A Veterans Day Salute
Contributed by Alan Rohlfing (Lieutenant Colonel, USA Retired)
Greetings, friends. As we commemorate this Veterans Day, it is an honor to be able to visit with you on the Military Connection platform. It is an honor to have worn the uniform of the US Army, as well. I was a Soldier by choice, but an American by the grace of God.
We gather in many places to salute our nation’s Veterans. On the anniversary of Armistice Day, we pause to remember the brave men and women who served, and sometimes died for, our country. We remember the other men & women we’ve served alongside, lifelong friends who have the common bond of enduring hardships, pain, and even loss, as we contributed to something we considered priceless – the defense of our country. I feel privileged and proud to be part of a group that has done so much for so many.
We remember our battalions, our companies, our ships…our bombers, our tanks, and our cannons. We remember our patrols, our deployments…our battles & our homecomings. We remember our friends, our crews, our units – our first haircut, the mess halls, guard duty – we remember voices – shouting, laughing…and the tears. We, the ones that have served this nation, have these images and sounds and feelings burned into our minds, hearts, and souls…
We remember the brave men and women who have served in places such as Antietam, Gettysburg, and San Juan Hill; in the trenches of France, the beaches of Normandy, the deserts of Africa; the jungles of the Philippines, Guam, Okinawa, or Vietnam; the hills of Korea, the sands of Kuwait, the villages of Iraq, and the mountains of Afghanistan. Wherever and whenever our men & women are called to serve, they go.
For those Veterans who have stood guard in peacetime… to those who have seen the terror, the horror and inhumanity of combat — and to those who paid the ultimate sacrifice – our Veterans have always been there, defending the Constitution of the United States of America. The Veterans of our nation have been safeguarding our liberties since before the American Revolution.
On Veterans Day, we remember those who sacrificed at home and overseas. Where it was once specifically a celebration of the silencing of the guns of World War One, Veterans Day now marks a day when nations around the world pause and observe – with solemn, silent pride – the heroism of those who have served, those who are currently serving, and those who died in our country’s service, in that war and in all others. It is not a celebration of victory, but rather, a celebration of those who made victory possible. It’s a day we keep in our minds the brave men and women of this young nation — generations of them — who above all else believed in, and fought for, a set of ideals.
Just as our Veterans chose to serve, I challenge & encourage all of you to volunteer your services to any number of endeavors…your school’s PTO, a local food pantry, or your church…the Little League or the high school feeder team’s Football Club. Service to country is very much like service to community.
Our communities are the fabric of our nation, and every one is a little different. From those communities, our Veterans bring those differences to the defense of our nation. Poor or wealthy, urban or rural…they bond together as Soldiers, Sailors, Airmen, Marines, and Coast Guardsmen. As our Nation’s sword and shield, our Veterans represent the strength and diversity of our nation.
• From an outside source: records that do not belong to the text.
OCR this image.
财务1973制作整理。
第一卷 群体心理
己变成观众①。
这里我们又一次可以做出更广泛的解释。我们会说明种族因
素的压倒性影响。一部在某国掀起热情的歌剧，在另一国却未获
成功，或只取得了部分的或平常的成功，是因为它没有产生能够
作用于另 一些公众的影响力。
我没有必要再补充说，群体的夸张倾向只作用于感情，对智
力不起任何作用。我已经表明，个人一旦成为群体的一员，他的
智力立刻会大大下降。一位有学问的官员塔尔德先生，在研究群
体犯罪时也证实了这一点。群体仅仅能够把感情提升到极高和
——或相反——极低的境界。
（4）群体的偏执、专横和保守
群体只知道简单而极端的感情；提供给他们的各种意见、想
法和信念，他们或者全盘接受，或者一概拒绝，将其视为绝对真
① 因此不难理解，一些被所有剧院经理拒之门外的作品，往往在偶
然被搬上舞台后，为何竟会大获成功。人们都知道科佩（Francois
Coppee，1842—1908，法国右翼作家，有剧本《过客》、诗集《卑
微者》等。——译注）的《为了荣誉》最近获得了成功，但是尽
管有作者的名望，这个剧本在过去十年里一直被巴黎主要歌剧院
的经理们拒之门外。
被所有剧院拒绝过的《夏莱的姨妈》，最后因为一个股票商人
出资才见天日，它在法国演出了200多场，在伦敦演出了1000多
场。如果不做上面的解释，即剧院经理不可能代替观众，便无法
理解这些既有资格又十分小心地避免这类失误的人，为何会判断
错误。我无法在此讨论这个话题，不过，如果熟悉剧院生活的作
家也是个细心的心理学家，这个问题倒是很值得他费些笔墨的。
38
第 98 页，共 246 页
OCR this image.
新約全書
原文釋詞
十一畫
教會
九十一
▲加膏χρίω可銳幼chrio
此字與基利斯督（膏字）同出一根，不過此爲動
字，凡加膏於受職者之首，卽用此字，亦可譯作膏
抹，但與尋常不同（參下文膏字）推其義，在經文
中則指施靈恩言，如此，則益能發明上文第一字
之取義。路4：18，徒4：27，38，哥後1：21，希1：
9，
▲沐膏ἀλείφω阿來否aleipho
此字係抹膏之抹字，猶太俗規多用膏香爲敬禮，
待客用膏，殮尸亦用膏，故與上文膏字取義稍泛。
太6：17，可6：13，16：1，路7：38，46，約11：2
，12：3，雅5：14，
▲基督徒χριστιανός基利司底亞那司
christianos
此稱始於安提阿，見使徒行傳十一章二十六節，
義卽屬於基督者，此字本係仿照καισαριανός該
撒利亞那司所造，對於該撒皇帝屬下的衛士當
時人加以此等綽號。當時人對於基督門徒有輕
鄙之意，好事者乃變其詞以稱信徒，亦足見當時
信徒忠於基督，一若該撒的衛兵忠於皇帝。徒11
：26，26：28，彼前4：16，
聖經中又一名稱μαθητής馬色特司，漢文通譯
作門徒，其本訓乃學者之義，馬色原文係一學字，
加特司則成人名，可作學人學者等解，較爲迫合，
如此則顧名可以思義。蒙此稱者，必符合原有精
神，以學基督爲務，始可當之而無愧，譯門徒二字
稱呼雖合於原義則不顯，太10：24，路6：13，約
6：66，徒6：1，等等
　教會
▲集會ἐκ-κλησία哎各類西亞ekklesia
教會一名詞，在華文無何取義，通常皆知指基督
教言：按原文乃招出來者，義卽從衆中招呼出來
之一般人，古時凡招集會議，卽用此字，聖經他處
This includes members of the Reserve Component – our Reservists & National Guardsmen. When serving in a traditional role, not federalized or deployed, these men and women are full-time members of the community. They work in your towns, their families attend your schools, and they commit themselves to the protection of your land and defense of your freedoms against all enemies, foreign and domestic.
Today’s National Guardsmen and Reservists, from all branches of service, are able to transition from the workforce to the fighting force with speed, grace and resiliency. In this time of what seems like persistent conflict, they have endured tour after tour in distant and difficult places. I deployed twice while my sons were in elementary school. I remember the heartbreak of leaving my wife and children, but I also vividly remember the joy of coming home after a long deployment.
Those of us that have worn the uniform typically have a variety of reasons for having done so. For many, it’s a sense of Duty-Honor-Country, a belief in freedom, and a faith in America’s future. I think that one of the reasons why I served is that, on occasion, I had the opportunity to be in the presence of greatness…visiting with a Tuskegee Airman at a Missouri Veterans Home, or watching history come alive at the airport at 0400 as WWII Veterans gathered for a trip to see our nation’s memorials in Washington, DC, a part of the Honor Flight network.
So, whether it’s chatting with Veterans from WWII or trading war stories with those fresh from today’s battlefields, sometimes I get to shake the hands of some real heroes. That’s just one of reasons why I served, and why I’m proud…I am proud to be an American; I am proud to be a Veteran.
On Veterans Day, be sure to pause and remember the many Americans who have served. The Veterans of today are writing the history books that you, your children and your children’s children will one day study.
Thank you for taking the time to commemorate this special day in your own way. God bless our Troops, God bless our Veterans…and may God continue to bless the United States of America.